On 13th July 1854 she was commissioned for service as a prison ship at Sheerness for Russian prisoners of war. From 1857 till 1868 she acted as a school ship
for the Steam Reserve. In 1869 she was broken up.
The Sixth “Devonshire”:
Built by Chatham Dockyard.
Designed by Sir William White.
First keel plate laid by the Prince of Wales, 25-3-1902.
10,850 tons; Length 450 ft.: Breadth 68 ft.: Depth 25 ft.: Speed 222 knots.
Armament: 4 x 7.5 inch; 6 x 6 inch 2 x 12 pounder; 22 x 3 pounder:
2 x 18 inch submerged torpedo tubes.
Commissioned on the 24th October 1905 the “Devonshire” served with the 1st Cruiser Squadron in the Channel Fleet.
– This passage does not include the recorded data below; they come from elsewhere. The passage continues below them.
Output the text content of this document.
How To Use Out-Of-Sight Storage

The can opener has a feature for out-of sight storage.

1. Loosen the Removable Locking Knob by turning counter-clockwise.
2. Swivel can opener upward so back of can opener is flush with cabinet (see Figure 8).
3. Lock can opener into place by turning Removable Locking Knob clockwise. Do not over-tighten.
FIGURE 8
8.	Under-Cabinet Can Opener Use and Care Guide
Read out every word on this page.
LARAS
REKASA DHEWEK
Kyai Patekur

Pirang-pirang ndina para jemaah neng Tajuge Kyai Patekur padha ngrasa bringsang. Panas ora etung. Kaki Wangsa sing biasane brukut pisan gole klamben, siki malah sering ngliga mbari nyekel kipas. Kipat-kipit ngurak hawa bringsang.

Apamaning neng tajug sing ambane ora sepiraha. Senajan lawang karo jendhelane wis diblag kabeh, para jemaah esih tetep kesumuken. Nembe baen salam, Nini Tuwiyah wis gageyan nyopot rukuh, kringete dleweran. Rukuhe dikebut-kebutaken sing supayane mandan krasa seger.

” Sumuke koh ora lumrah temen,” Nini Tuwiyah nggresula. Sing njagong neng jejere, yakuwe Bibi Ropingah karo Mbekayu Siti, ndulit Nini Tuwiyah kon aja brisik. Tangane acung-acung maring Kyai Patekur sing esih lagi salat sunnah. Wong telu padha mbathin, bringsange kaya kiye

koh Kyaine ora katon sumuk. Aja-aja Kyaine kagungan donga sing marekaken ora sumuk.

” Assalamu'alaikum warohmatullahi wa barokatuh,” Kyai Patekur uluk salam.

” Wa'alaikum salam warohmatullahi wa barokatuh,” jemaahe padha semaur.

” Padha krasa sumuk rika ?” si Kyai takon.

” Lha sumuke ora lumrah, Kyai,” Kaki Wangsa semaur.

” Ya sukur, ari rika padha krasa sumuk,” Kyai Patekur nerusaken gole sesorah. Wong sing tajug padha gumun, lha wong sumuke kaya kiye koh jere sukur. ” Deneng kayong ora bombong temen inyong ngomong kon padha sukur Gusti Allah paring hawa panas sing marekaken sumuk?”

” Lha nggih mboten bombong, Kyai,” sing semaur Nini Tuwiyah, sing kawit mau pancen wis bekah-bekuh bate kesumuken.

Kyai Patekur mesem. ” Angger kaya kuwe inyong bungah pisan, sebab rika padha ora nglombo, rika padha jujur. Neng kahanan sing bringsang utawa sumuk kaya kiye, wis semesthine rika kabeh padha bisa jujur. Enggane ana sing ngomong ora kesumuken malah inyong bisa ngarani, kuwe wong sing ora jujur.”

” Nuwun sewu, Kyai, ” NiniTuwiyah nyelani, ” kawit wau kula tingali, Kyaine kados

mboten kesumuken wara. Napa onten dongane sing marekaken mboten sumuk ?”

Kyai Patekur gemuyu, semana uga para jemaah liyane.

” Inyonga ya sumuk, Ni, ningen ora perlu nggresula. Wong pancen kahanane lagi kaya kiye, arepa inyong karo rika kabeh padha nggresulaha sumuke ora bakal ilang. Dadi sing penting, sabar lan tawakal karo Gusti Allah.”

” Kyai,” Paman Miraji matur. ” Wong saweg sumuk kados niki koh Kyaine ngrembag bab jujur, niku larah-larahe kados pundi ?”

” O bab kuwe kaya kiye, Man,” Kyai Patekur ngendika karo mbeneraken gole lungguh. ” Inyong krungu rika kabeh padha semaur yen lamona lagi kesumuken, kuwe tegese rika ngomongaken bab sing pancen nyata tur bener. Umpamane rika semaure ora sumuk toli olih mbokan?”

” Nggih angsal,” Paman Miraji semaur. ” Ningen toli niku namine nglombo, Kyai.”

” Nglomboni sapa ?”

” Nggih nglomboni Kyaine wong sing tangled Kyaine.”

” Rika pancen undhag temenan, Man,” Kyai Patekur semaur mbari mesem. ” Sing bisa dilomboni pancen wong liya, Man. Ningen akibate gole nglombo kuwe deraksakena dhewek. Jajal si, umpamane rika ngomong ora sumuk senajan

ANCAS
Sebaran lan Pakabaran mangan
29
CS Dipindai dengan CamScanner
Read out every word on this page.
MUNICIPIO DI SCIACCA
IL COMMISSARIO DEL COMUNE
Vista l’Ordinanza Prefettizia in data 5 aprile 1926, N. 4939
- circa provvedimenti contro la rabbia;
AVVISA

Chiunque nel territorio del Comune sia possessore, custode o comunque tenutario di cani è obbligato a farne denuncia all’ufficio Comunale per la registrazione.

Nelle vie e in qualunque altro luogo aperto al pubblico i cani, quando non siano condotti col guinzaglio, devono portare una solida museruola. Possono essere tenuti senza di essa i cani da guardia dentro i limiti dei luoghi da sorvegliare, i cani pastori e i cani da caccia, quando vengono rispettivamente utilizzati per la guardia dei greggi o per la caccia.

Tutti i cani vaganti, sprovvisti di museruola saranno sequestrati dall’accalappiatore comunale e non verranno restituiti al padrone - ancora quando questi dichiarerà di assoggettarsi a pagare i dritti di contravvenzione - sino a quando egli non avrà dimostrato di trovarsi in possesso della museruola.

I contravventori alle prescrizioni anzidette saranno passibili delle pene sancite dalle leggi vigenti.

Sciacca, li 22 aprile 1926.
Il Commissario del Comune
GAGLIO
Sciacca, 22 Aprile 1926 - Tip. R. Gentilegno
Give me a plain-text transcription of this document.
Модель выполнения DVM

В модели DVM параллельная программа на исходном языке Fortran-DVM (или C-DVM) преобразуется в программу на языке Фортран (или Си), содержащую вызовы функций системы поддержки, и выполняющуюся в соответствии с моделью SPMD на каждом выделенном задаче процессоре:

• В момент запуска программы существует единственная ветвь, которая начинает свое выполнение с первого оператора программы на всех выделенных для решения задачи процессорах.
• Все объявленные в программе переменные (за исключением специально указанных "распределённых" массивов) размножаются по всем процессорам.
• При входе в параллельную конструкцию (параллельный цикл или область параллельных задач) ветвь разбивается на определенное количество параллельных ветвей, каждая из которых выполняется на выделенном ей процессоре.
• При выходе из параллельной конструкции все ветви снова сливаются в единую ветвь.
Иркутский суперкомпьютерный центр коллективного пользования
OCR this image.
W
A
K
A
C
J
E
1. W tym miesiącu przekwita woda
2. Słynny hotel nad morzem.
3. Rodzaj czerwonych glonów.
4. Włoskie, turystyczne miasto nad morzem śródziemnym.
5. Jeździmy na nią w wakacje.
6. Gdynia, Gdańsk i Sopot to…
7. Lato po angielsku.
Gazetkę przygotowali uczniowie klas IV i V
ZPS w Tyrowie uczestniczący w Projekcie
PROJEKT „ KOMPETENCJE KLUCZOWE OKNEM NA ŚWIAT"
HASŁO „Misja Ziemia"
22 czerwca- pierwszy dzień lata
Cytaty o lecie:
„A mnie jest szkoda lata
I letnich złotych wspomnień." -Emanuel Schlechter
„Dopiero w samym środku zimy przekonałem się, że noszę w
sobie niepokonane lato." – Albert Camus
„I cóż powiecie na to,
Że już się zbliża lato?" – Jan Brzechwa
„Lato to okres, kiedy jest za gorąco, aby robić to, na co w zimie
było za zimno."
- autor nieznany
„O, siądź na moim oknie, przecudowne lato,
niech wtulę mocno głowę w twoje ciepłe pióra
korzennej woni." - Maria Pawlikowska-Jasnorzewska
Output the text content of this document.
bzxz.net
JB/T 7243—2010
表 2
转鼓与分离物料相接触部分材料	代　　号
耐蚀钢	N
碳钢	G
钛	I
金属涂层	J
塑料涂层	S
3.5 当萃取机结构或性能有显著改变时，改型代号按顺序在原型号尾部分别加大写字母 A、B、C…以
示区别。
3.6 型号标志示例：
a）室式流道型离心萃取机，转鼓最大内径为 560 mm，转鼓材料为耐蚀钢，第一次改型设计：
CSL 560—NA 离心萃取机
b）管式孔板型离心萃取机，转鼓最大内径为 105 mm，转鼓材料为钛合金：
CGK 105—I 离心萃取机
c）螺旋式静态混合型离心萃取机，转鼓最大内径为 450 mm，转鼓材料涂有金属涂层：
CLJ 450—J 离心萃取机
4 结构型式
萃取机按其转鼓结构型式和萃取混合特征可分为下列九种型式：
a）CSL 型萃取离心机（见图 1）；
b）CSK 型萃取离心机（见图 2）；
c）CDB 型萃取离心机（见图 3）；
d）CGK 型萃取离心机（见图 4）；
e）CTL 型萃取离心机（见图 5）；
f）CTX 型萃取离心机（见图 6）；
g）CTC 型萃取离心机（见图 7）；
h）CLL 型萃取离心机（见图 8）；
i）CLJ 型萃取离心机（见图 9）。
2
Almost at once she served as escort to the “ Victoria and Albert “ on the occasion of the visit of the King of Greece, and in August of the following year again, when King Edward paid a visit to the German Emperor. After being transferred to the 2nd Cruiser Squadron in the Atlantic Fleet, she was detached to form, with three other ships. a Special Service Squadron to visit South Africa in connection with the meeting of the Convention for the Federation of the South African Colonies 1908.
“Devonshire” served in the 3rd Division of the Home Fleet at Devonport
until her refit at Gibraltar in 1912, after which she was transferred to the 3rd Cruiser
Squadron in the First Fleet.
On the 18th July 1914 “Devonshire” was at Spithead following a general mobilisation of the Home Fleets, which replaced the usual manouvres that year. Instead of demobilisation on the 26th of July as intended, the ships did not disperse, but, three days later the “ Devonshire “ in the First Fleet, henceforth known as the Grand Fleet, sailed for Scapa.
For the next two years the” Devonshire” served with the 3rd Cruiser Squadron, Grand Fleet ; based on Rosyth. On the 16th December 1914 she took part in the counter actions to the enemy raid on the Yorkshire coast and she was in the Dogger Bank action of the January of the following year.
From the 1st November 1916 until the end of hostilities the “Devonshire” was in the North American and West Indies Squadron when her task, which involved a great deal of sea time with little to show, was to patrol the chief northern trade routes, searching for commerce raiders.
After being paid off on 21st May 1919 for the last time she was sold, two
years later, to Messrs. T. W. Ward Ltd., of Sheffield, by whom she was broken up.
(For a fuller account see : “The King’s Ships,” H, S. Lecky).